Пролог – песенная история легендарного крейсера «Варягъ» – более чем красноречив:

 
И с пристани верной мы в битву идем
Навстречу грозящей нам смерти.
За Родину в море открытом умрем,
Где ждут желтолицые черти!
 

Строчку эту, как и весь куплет, сейчас не поют, а по некоторым свидетельствам, не пели никогда. «Самураям» из «Трех танкистов» Бориса Ласкина повезло чуть больше – их немного попели, потом перестали:

 
На траву легла роса густая,
Полегли туманы широки.
В эту ночь решили самураи
Перейти границу у реки.
 

«Самураев» быстро заменили на «вражью стаю», и до сих пор непонятно, почему цензура так всполошилась. Самураи – явно не широкие массы трудящегося японского пролетариата или крестьянства.

Хотя как раз понятно: песня оказалась хорошей, то есть готовой к многократному использованию уже в другой войне, грянувшей через пару лет. А дальневосточный антураж отменить куда сложней. Кроме того, воюя с Гитлером, Сталин опасался открытия второго фронта Японией – союзником держав Оси. Полагаю, именно тогда было принято решение не дразнить гусей-«самураев».

Наконец, дворовый хит 70-х – «Фантом». Он чрезвычайно интересен попыткой неведомых русских ребят влезть в шкуру американского пилота, воюющего во Вьетнаме. Разночтений у «Фантома» масса, каноническими я полагаю два текста – в исполнении Чижа и покойного Егора Летова из альбома «Коммунизма» Let it be. Летовский вариант жестче и интересней.

 
…Мы воюем во Вьетнаме
С узкоглазыми скотами…
И ответил мне раскосый,
Что командовал допросом…
 
 
Врешь ты все, раскосая свинья…
 

Чистый Apocalypse Now.

То есть под чужой личиной русский человек охотно проговаривает вещи, на которые бы никогда не решился от собственного имени.

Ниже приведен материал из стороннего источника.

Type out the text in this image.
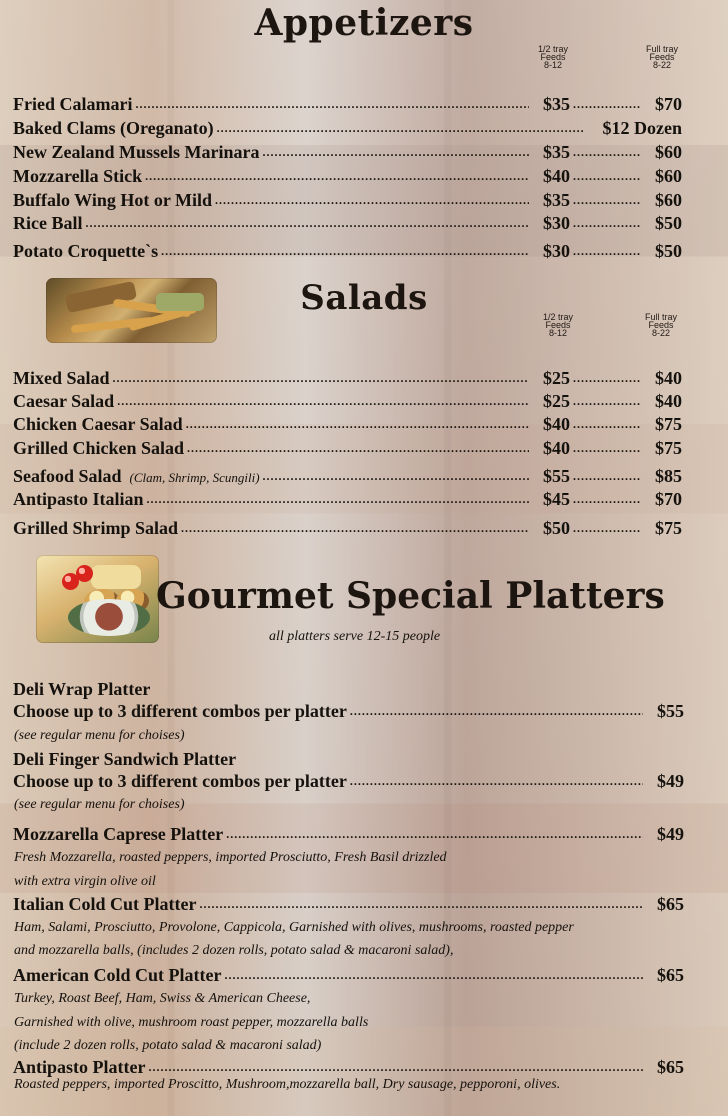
Appetizers
1/2 tray
Feeds
8-12
Full tray
Feeds
8-22
Fried Calamari .....	$35 .....	$70
Baked Clams (Oreganato) .....	$12 Dozen
New Zealand Mussels Marinara .....	$35 .....	$60
Mozzarella Stick .....	$40 .....	$60
Buffalo Wing Hot or Mild .....	$35 .....	$60
Rice Ball .....	$30 .....	$50
Potato Croquette`s .....	$30 .....	$50
Salads	1/2 tray
Feeds
8-12
Full tray
Feeds
8-22
Mixed Salad .....	$25 .....	$40
Caesar Salad .....	$25 .....	$40
Chicken Caesar Salad .....	$40 .....	$75
Grilled Chicken Salad .....	$40 .....	$75
Seafood Salad (Clam, Shrimp, Scungili) .....	$55 .....	$85
Antipasto Italian .....	$45 .....	$70
Grilled Shrimp Salad .....	$50 .....	$75
Gourmet Special Platters
all platters serve 12-15 people
Deli Wrap Platter
Choose up to 3 different combos per platter .....	$55
(see regular menu for choises)
Deli Finger Sandwich Platter
Choose up to 3 different combos per platter .....	$49
(see regular menu for choises)
Mozzarella Caprese Platter .....	$49
Fresh Mozzarella, roasted peppers, imported Prosciutto, Fresh Basil drizzled
with extra virgin olive oil
Italian Cold Cut Platter .....	$65
Ham, Salami, Prosciutto, Provolone, Cappicola, Garnished with olives, mushrooms, roasted pepper
and mozzarella balls, (includes 2 dozen rolls, potato salad & macaroni salad),
American Cold Cut Platter .....	$65
Turkey, Roast Beef, Ham, Swiss & American Cheese,
Garnished with olive, mushroom roast pepper, mozzarella balls
(include 2 dozen rolls, potato salad & macaroni salad)
Antipasto Platter .....	$65
Roasted peppers, imported Proscitto, Mushroom,mozzarella ball, Dry sausage, pepporoni, olives.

Еще интересней, что песня посвящена не только горькой судьбине сбитого американского пилота, но профессионализму и удали «советского аса Ивана», негласно воюющего на стороне вьетконговцев. Есть здесь даже мотивы некоей общности «белого человека» – на фоне «раскосых»: иначе как уважительно «асом» герой Ивана не именует.

Вообще надо сказать, что известный экзотизм, странность сближений, посторонний, а то и потусторонний взгляд, весьма свойственен некоторым образцам советской патриотически-песенной традиции.

В замечательном исследовании Александра Эткинда «Хлыст. Секты, литература и революция» приводятся образцы скопческого фольклора, «корабельных песен» («кораблями» называли свои общины хлысты и скопцы – радикальный извод хлыстовства), посвященных легендарному основателю секты Кондратию Селиванову:

 
Под ним белый храбрый конь,
Хорошо его конь убран,
Золотыми подковами подкован,
Уж и этот конь непрост,
У добра коня жемчужный хвост,
А гривушка позолоченная,
Крупным жемчугом унизанная,
В очах его камень маргарит,
Из уст его огонь-пламень горит.
Уж на том ли на храбром на коне
Искупитель наш покатывает.
 

Эткинд комментирует скопческий гимн: «В красочном великолепии конского тела метафоризируется богоподобие скопца. Но „белый конь“ означает полное удаление мужских органов. Скопцы описывают здесь могущественную и прекрасную сущность не самого своего царя, а его отсутствующего члена. Все сказанное здесь говорит о пустом месте».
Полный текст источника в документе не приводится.